DefinedCrowd sets up pipelines through which various kinds of language data are filtered, interpreted, and enriched, partly automatically and partly with a human touch.
“If you were to do a sentiment analysis learning model, and you want the machine to learn about a social media user making certain tweets — are they happy, or are they excited? The difference is very subtle,” said Amy Du, co-founder and CEO. “This is where the crowdsourcing technique comes in.”
After the grammar is standardized — slang like “u” is replaced by “you” and emoji are stripped out, for instance — users are asked to score a phrase or sentence on, say a 5-point scale of neutral to happy, or curious to sarcastic. A few users score the same phrase and their inputs are synthesized, and that data goes on to the next step.
Pipelines can have several steps and depending on how complex the data is, it can take a few days to get them in place — but once a workflow is established and native speakers chiming in regularly, the data can be turned around quickly enough for hourly updates. (Any network executive or social media manager can appreciate the occasional urgency of these things.)
The natural objection, especially when users earn money for their work (more than an Mechanical Turk user, but think minimum wage, not get rich quick), is that someone is going to game this thing.
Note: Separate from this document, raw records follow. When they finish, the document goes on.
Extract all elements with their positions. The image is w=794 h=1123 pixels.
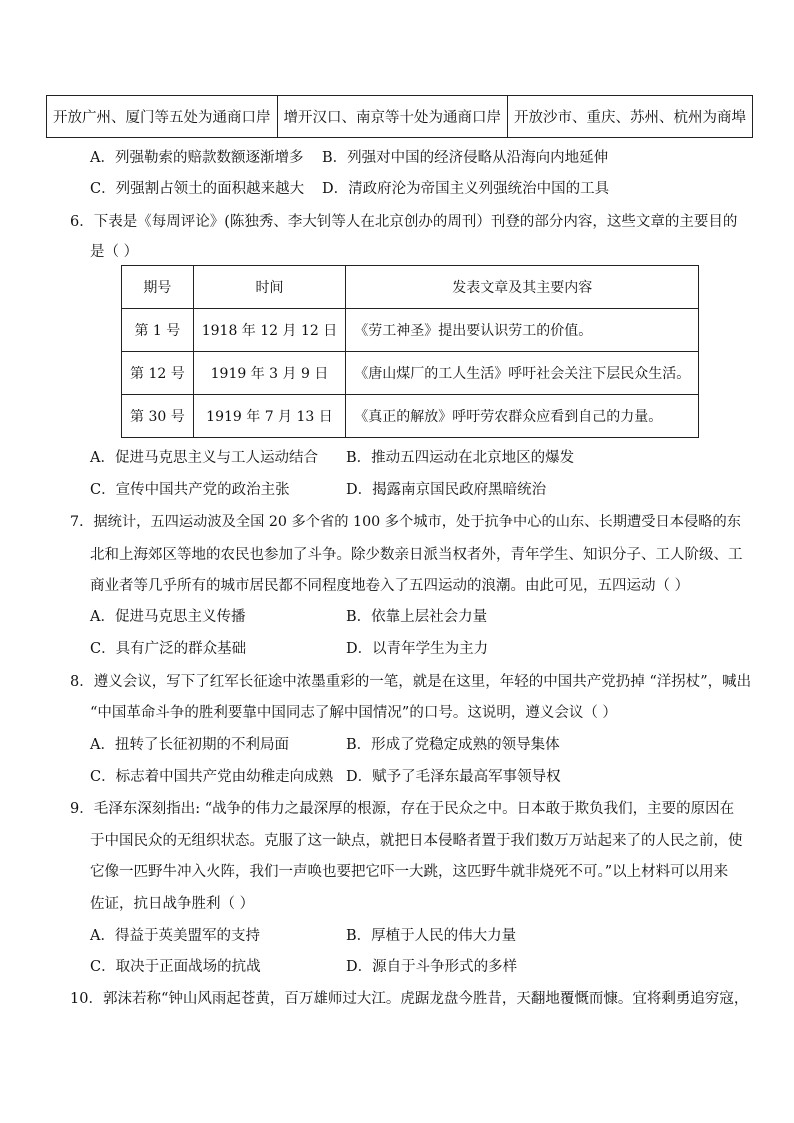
table-header-row <box>122 266 699 309</box>
table-cell: 《真正的解放》呼吁劳农群众应看到自己的力量。 <box>346 395 699 438</box>
q6-stem-line: 6．下表是《每周评论》(陈独秀、李大钊等人在北京创办的周刊）刊登的部分内容，这些文章的主要目的 <box>70 214 738 230</box>
q9-stem-line: 佐证，抗日战争胜利（ ） <box>90 896 255 912</box>
q7-option-b[interactable]: B．依靠上层社会力量 <box>346 609 488 625</box>
table-header: 期号 <box>122 266 194 309</box>
q7-stem-line: 7．据统计，五四运动波及全国 20 多个省的 100 多个城市，处于抗争中心的山东、长期遭受日本侵略的东 <box>70 514 742 530</box>
q6-table <box>121 265 699 438</box>
table-cell: 《劳工神圣》提出要认识劳工的价值。 <box>346 309 699 352</box>
table-cell: 增开汉口、南京等十处为通商口岸 <box>277 96 508 138</box>
q6-stem-line: 是（ ） <box>90 244 139 260</box>
q5-option-b[interactable]: B．列强对中国的经济侵略从沿海向内地延伸 <box>322 150 609 166</box>
q6-option-a[interactable]: A．促进马克思主义与工人运动结合 <box>90 450 318 466</box>
q9-stem-line: 它像一匹野牛冲入火阵，我们一声唤也要把它吓一大跳，这匹野牛就非烧死不可。”以上材料可以用来 <box>90 864 729 880</box>
table-cell: 1918 年 12 月 12 日 <box>193 309 346 352</box>
table-cell: 开放广州、厦门等五处为通商口岸 <box>47 96 278 138</box>
q9-option-a[interactable]: A．得益于英美盟军的支持 <box>90 928 260 944</box>
table-row <box>47 96 753 138</box>
q7-stem-line: 北和上海郊区等地的农民也参加了斗争。除少数亲日派当权者外，青年学生、知识分子、工人阶级、工 <box>90 547 743 563</box>
q9-stem-line: 于中国民众的无组织状态。克服了这一缺点，就把日本侵略者置于我们数万万站起来了的人民之前，使 <box>90 833 743 849</box>
q7-option-a[interactable]: A．促进马克思主义传播 <box>90 609 246 625</box>
q6-option-b[interactable]: B．推动五四运动在北京地区的爆发 <box>346 450 575 466</box>
q8-option-d[interactable]: D．赋予了毛泽东最高军事领导权 <box>346 769 561 785</box>
q7-option-d[interactable]: D．以青年学生为主力 <box>346 641 489 657</box>
q8-stem-line: 8．遵义会议，写下了红军长征途中浓墨重彩的一笔，就是在这里，年轻的中国共产党扔掉 “洋拐杖”，喊出 <box>70 674 752 690</box>
q8-option-a[interactable]: A．扭转了长征初期的不利局面 <box>90 737 289 753</box>
table-row <box>122 352 699 395</box>
table-cell: 1919 年 3 月 9 日 <box>193 352 346 395</box>
q9-option-b[interactable]: B．厚植于人民的伟大力量 <box>346 928 517 944</box>
q8-stem-line: “中国革命斗争的胜利要靠中国同志了解中国情况”的口号。这说明，遵义会议（ ） <box>90 705 617 721</box>
table-header: 时间 <box>193 266 346 309</box>
q5-option-a[interactable]: A．列强勒索的赔款数额逐渐增多 <box>90 150 304 166</box>
table-cell: 1919 年 7 月 13 日 <box>193 395 346 438</box>
table-header: 发表文章及其主要内容 <box>346 266 699 309</box>
q10-stem-line: 10．郭沫若称“钟山风雨起苍黄，百万雄师过大江。虎踞龙盘今胜昔，天翻地覆慨而慷。宜将剩勇追穷寇， <box>70 991 749 1007</box>
q5-option-d[interactable]: D．清政府沦为帝国主义列强统治中国的工具 <box>322 181 610 197</box>
q8-option-c[interactable]: C．标志着中国共产党由幼稚走向成熟 <box>90 769 334 785</box>
table-cell: 《唐山煤厂的工人生活》呼吁社会关注下层民众生活。 <box>346 352 699 395</box>
q5-material-table <box>46 95 753 138</box>
table-cell: 第 1 号 <box>122 309 194 352</box>
q8-option-b[interactable]: B．形成了党稳定成熟的领导集体 <box>346 737 560 753</box>
q6-option-c[interactable]: C．宣传中国共产党的政治主张 <box>90 482 290 498</box>
q6-option-d[interactable]: D．揭露南京国民政府黑暗统治 <box>346 482 547 498</box>
table-row <box>122 395 699 438</box>
q9-option-d[interactable]: D．源自于斗争形式的多样 <box>346 959 518 975</box>
q7-option-c[interactable]: C．具有广泛的群众基础 <box>90 641 247 657</box>
q9-stem-line: 9．毛泽东深刻指出: “战争的伟力之最深厚的根源，存在于民众之中。日本敢于欺负我们，主要的原因在 <box>70 801 735 817</box>
q5-option-c[interactable]: C．列强割占领土的面积越来越大 <box>90 181 305 197</box>
table-cell: 开放沙市、重庆、苏州、杭州为商埠 <box>508 96 753 138</box>
table-cell: 第 12 号 <box>122 352 194 395</box>
q7-stem-line: 商业者等几乎所有的城市居民都不同程度地卷入了五四运动的浪潮。由此可见，五四运动（ ） <box>90 578 690 594</box>
table-row <box>122 309 699 352</box>
q9-option-c[interactable]: C．取决于正面战场的抗战 <box>90 959 261 975</box>
table-cell: 第 30 号 <box>122 395 194 438</box>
DefinedCrowd takes a labor-intensive approach to managing their crowd.
“We partner with universities internationally,” said Du. “We usually start with the linguistics department, establishing a relationship with a local language ambassador, someone we can actually trust. And from there they can expand the network by bringing in additional students from the region. We know every single person that works behind the scenes.”
Not as easy as taking all comers, but this has benefits as well.
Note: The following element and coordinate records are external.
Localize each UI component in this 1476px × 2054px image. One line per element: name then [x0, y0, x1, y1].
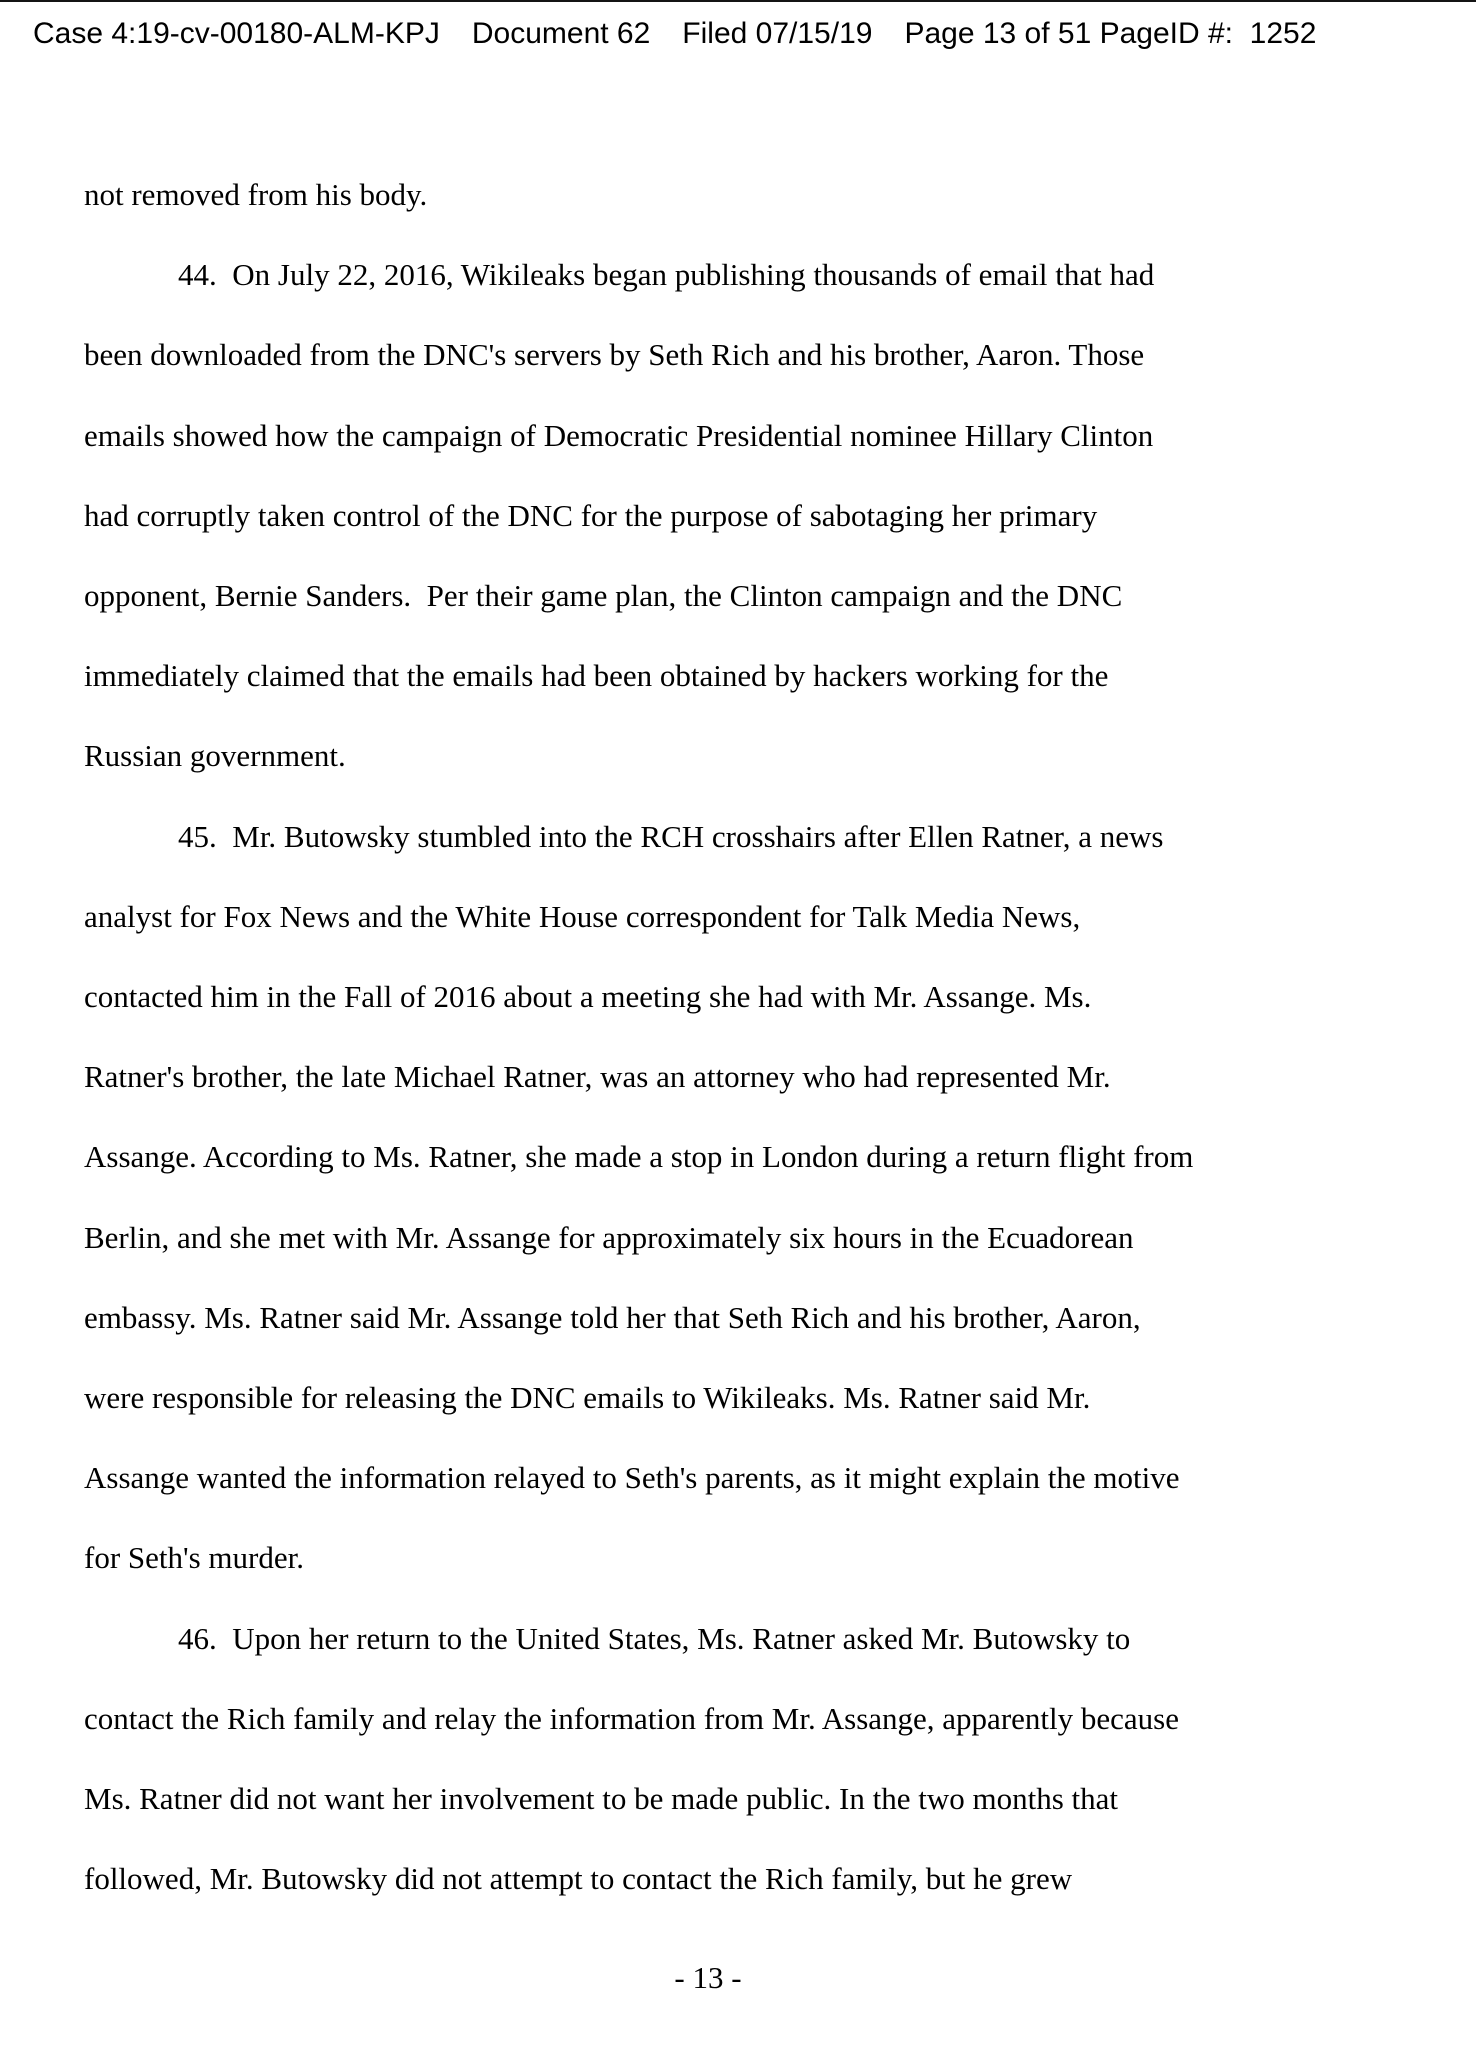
body-line: Ms. Ratner did not want her involvement to be made public. In the two months that: [84, 1781, 1119, 1817]
body-line: Russian government.: [84, 738, 346, 774]
page-number: - 13 -: [674, 1960, 742, 1995]
body-line: contacted him in the Fall of 2016 about a meeting she had with Mr. Assange. Ms.: [84, 979, 1092, 1015]
body-line: 44. On July 22, 2016, Wikileaks began publishing thousands of email that had: [178, 257, 1155, 293]
body-line: Assange wanted the information relayed to Seth's parents, as it might explain the motive: [84, 1460, 1180, 1496]
body-line: for Seth's murder.: [84, 1540, 304, 1576]
body-line: 46. Upon her return to the United States, Ms. Ratner asked Mr. Butowsky to: [178, 1620, 1131, 1656]
document-body: [84, 155, 1414, 1919]
body-line: 45. Mr. Butowsky stumbled into the RCH crosshairs after Ellen Ratner, a news: [178, 818, 1164, 854]
header-segment: Case 4:19-cv-00180-ALM-KPJ: [33, 17, 440, 50]
body-line: Ratner's brother, the late Michael Ratner, was an attorney who had represented Mr.: [84, 1059, 1111, 1095]
page-edge-line: [0, 0, 1476, 2]
header-segment: Page 13 of 51 PageID #: 1252: [904, 17, 1317, 50]
body-line: embassy. Ms. Ratner said Mr. Assange told her that Seth Rich and his brother, Aaron,: [84, 1299, 1141, 1335]
body-line: contact the Rich family and relay the information from Mr. Assange, apparently because: [84, 1700, 1179, 1736]
header-segment: Document 62: [471, 17, 651, 50]
case-header: [33, 17, 1316, 51]
body-line: had corruptly taken control of the DNC for the purpose of sabotaging her primary: [84, 497, 1098, 533]
body-line: Assange. According to Ms. Ratner, she made a stop in London during a return flight from: [84, 1139, 1194, 1175]
body-line: analyst for Fox News and the White House correspondent for Talk Media News,: [84, 898, 1081, 934]
body-line: not removed from his body.: [84, 177, 428, 212]
body-line: been downloaded from the DNC's servers by Seth Rich and his brother, Aaron. Those: [84, 337, 1145, 373]
body-line: emails showed how the campaign of Democratic Presidential nominee Hillary Clinton: [84, 417, 1154, 453]
body-line: opponent, Bernie Sanders. Per their game plan, the Clinton campaign and the DNC: [84, 578, 1123, 614]
body-line: Berlin, and she met with Mr. Assange for approximately six hours in the Ecuadorean: [84, 1219, 1134, 1255]
body-line: immediately claimed that the emails had been obtained by hackers working for the: [84, 658, 1109, 694]
body-line: followed, Mr. Butowsky did not attempt to contact the Rich family, but he grew: [84, 1861, 1073, 1897]
header-segment: Filed 07/15/19: [682, 17, 873, 50]
body-line: were responsible for releasing the DNC emails to Wikileaks. Ms. Ratner said Mr.: [84, 1380, 1091, 1416]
“And we have that metadata. Think about virtual assistants, they need to have dialectal and gender and age balance for those agents,” pointed out Braga. “We’re in 30 countries right now, moving to 50 in July; we have 50-100 people steady in each country.”
Du worked in tech consulting for years, specializing in connecting major companies with crowdsourcing, and Braga started as a linguistics professor in Portugal and Spain, eventually working with Microsoft on NLP-related projects like Cortana. Their paths crossed in the Seattle area while working in an overlapping business space, and eventually just decided to throw in together.
The company’s time in the Microsoft Accelerator program has been helpful, the co-founders agreed (a representative from Microsoft was listening in, I should add) — as you might expect, Microsoft is a fairly well connected company, and the startup soon learned applications it might not have thought of on its own. And it doesn’t hurt to get meetings with Fortune 500 companies from all over the world looking for a way to supercharge their big data efforts.
DefinedCrowd showed their product publicly for the first time today at the Microsoft Accelerator demo day in downtown Seattle — along with seven other companies from the program’s third batch.